Kodžadžik (; ), is a village in the municipality of Centar Župa, North Macedonia. The village is inhabited mainly by Turks.

Name 
A former Ottoman fortress existed at the location of Kodžadžik before the end of the first half of the 15th century. Scholars such as Smiljanić and Hadži Vasiljević stated that a battle between Skanderbeg and the Ottoman Turks took place in the area, and that the name of the village derives from the Ottoman Turkish expression kocacenk, which means big battle.

History 
According to historians, the village was first mentioned in 1385 and the name of the village means Great Battle. It was known as Sfetigrad before the Ottoman conquest in 1448, in which Ottoman forces captured it from forces of the League of Lezhë after sieging it for three months. After the Ottoman conquest, Kodžadžik was settled by Ottoman soldiers and Turkish nomads (Yörüks). The local church was converted to an Ottoman mosque, and Kodžadžik, as part of the sanjak (district) Debra-i Bala, became a center that connected the southeast with Albania and the Adriatic Sea. In the course of time, resettlements of the Turks to nearby villages, intermarriages, and social interactions contributed to Turkification of the area and Islamization through religious conversion. 

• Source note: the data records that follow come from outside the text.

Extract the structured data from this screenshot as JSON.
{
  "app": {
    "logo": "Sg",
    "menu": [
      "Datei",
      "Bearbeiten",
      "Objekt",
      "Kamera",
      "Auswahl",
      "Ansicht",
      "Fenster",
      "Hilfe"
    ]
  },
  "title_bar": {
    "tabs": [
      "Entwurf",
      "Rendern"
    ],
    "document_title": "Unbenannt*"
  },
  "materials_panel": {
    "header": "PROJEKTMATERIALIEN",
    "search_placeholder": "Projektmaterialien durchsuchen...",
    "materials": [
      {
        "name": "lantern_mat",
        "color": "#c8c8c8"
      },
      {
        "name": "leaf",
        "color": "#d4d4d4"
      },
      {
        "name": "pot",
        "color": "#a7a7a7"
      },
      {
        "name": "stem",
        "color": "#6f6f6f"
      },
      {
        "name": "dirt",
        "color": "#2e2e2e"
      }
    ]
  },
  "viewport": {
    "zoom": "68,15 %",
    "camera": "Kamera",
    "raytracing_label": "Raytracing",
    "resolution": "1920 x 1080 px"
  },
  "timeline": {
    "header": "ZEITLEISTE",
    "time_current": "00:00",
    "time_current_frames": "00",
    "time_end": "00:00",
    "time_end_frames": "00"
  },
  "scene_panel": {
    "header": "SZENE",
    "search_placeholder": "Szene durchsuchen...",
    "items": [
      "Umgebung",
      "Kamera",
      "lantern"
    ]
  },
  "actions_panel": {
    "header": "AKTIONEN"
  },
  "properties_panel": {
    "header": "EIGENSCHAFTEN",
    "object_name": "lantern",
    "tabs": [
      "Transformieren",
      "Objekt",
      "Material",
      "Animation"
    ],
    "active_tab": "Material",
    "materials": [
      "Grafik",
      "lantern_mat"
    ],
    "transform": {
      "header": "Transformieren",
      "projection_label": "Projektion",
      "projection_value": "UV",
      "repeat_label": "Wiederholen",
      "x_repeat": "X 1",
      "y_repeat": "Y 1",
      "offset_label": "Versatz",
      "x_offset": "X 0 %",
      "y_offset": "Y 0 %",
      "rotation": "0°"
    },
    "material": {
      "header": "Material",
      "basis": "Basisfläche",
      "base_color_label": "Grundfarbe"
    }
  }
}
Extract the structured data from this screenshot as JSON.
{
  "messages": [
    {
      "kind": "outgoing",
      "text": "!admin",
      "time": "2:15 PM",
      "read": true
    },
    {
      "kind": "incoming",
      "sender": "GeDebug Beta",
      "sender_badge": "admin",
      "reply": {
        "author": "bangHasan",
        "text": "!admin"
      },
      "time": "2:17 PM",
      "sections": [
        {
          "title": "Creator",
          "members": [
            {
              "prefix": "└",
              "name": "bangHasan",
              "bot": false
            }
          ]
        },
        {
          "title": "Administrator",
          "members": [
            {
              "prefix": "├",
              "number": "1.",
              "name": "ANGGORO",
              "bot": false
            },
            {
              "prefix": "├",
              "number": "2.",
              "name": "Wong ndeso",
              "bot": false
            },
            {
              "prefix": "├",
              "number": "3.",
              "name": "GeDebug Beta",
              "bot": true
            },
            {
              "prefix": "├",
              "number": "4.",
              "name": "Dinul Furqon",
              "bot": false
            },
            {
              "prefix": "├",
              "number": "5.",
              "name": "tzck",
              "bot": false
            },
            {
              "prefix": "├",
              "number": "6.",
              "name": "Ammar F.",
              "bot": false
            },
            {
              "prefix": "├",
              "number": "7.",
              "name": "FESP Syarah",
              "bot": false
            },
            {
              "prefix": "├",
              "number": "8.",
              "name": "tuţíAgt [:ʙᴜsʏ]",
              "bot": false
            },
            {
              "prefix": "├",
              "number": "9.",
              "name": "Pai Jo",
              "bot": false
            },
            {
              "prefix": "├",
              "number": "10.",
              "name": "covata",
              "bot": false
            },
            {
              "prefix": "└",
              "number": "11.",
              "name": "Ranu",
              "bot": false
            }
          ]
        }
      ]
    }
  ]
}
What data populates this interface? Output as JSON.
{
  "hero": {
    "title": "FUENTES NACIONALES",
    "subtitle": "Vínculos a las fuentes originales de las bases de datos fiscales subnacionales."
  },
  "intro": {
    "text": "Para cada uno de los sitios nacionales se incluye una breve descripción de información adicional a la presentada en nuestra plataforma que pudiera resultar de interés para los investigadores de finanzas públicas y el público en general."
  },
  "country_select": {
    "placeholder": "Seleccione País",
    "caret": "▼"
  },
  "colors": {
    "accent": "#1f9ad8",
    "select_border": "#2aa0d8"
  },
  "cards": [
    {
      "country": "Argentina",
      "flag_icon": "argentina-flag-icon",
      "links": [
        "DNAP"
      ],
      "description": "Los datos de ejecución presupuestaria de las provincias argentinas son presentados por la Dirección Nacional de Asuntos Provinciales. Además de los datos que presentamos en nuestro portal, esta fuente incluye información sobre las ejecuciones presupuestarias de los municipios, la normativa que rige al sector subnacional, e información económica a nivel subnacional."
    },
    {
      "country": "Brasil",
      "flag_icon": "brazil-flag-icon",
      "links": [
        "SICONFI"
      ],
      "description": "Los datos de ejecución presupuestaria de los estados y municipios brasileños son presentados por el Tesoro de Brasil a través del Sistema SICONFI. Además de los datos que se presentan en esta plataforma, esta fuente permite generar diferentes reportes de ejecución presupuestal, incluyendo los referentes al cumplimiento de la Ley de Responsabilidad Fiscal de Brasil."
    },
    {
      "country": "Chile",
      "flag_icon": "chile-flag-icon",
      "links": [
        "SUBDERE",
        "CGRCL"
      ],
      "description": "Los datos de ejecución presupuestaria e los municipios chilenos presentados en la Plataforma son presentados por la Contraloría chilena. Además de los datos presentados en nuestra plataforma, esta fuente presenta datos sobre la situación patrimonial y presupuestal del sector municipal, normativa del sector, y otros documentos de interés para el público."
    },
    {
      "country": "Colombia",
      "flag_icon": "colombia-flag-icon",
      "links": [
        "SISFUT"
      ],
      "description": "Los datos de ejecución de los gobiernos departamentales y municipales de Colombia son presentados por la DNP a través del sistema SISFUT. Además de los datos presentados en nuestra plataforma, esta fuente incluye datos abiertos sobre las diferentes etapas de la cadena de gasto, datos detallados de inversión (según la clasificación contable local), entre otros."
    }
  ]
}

The fortress of Kodžadžik is recorded in the Ottoman defter of 1467 with 51 household heads being attested who were exempt from paying the haraç tax as long as they maintained the upper fortress. The personal names recorded are of a mixed local Albanian-Slavic (and more generally Christian) character, although the Slavic onomastic element predominates; Radeko Porteviri; Pejo (possibly, Pijo), son of Radeko; Todor Koleci; Bogçeja son of Todor; Nikolla son of Drago; Todor Drago; Jançe, brother of Todor; Radako, brother of Jançe; Dimitri Pavli; Ivan Koleci; Nikolla son of Tanas; Gjorgje Pavli; Dimitri Koleci; Pavël Kallogjeri; Gjoni, son of Pavël; Pop Bojko; Nikolla brother of Pop Bojko; Gjon Strumahu; Petër Kalani; Radec Deskoviçi; Petko Shirgji; Todori, brother of Petko; Radçe Bogisha; Dimitri Zaharia; Ifço Bogiçi; Bogiçe, son of Ifço; Gjon Llazari; Vlashi, brother of Gjon; Nikolla Bratani; Gjorgo Strumahu; Gjergj Koleci; Nanko, brother of Gjergj; Pjeko Obertko (Obretko); Nenko, brother of Pjeko; Todori, brother of Nenko; Gjuro Kozhonari; Ninec Damziqi; Brato, brother of Ninec; Pjero Llazini; Pop Ratko; Radqe Stanisha; Zaharia Stanisha; Ninec Vidiqi; Radçe Kozhari; Dabërto Strumahu; Dako Masktori; Bushko Todori; and Ninec Dajçi.

The carpenters of the upper castle, who were also exempt from taxes, were: Gjin Drodgjeri; Bogiçe, son of Gjin; and Aleko, son of Gjin.      

Kodžadžik is known for the house of Mustafa Kemal Atatürk's parents. The memorial house of Kemal Atatürk's father was reconstructed in Kodžadžik.

Demographics 
The village is inhabited by a Turkish speaking population consisting of Turks.

As of the 2021 census, Kodžadžik had 146 residents with the following ethnic composition:
Turks 141
Persons for whom data are taken from administrative sources 5

According to the 2002 census, the village had a total of 275 inhabitants, whom all are Turks.